We toured Bhaktapur and saw some amazing things- a beautiful sunset, a giant koi pond, the old bhaktapur kings (from 17th century) bath place, and palace- the whole thing was amazing, not to mention what is known here as Roxie- this was my first taste of roxie- which is a house wine made from rice- and boy it’s got a nice smooth burn, I loved it and it helped to ease some of the anxieties I was having about eating food outside of saajan’s home. We went to a place known as the “green curtain” there are many places like this, and this is where one goes to eat some drinking food- oh how I love drinking food- it’s usually fried guts, or in the Philippines it’s a type of ceviche or tartar like food- and it’s served in little portions for munching and snacking on while drinking some great alcohol. I stayed away from the buffalo meat tartar with the advice from a well traveled woman Dot “don’t eat anything raw jess and make sure you boil your water and you’ll be just fine”. Oh it was so hard to resist- but I’m thankful that I did because the next morning Nirmala had stomach issues and she was the only one who had eaten the raw spiced buffalo meat .
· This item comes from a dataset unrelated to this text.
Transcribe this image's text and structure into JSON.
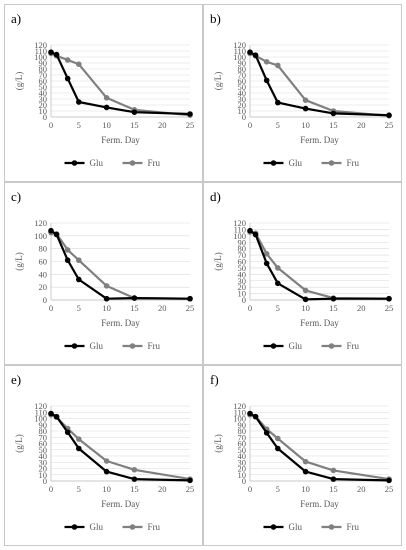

We toured more of the city the next day alongside Anil and his wife- we saw lots of temples, and ate a delicious home cooked meal which like most home meals here in Nepal consisted of rice, dahl (or lentil soup), some form of achar (or chutney) which can be made from potatoes to just chilis and tomatoes and curry- this meal was cooked in a wood fire, and it was damn good. We chatted more and talked about our drunken antics the night before at the green curtain and I mostly listened enjoying the sounds of Nepali words- we arrived there on a taxi and  going home we took a local bus which was actually pretty cool- considering we had seats- as the journey back to balaju wore on it was packed with bodies and I could understand why saajan was privy to taking taxis to get to different places. I really liked bhaktapur and hope to go there one more time before we leave.

1 comment:

  1. I hope you got to go back...and if not, you will go back again!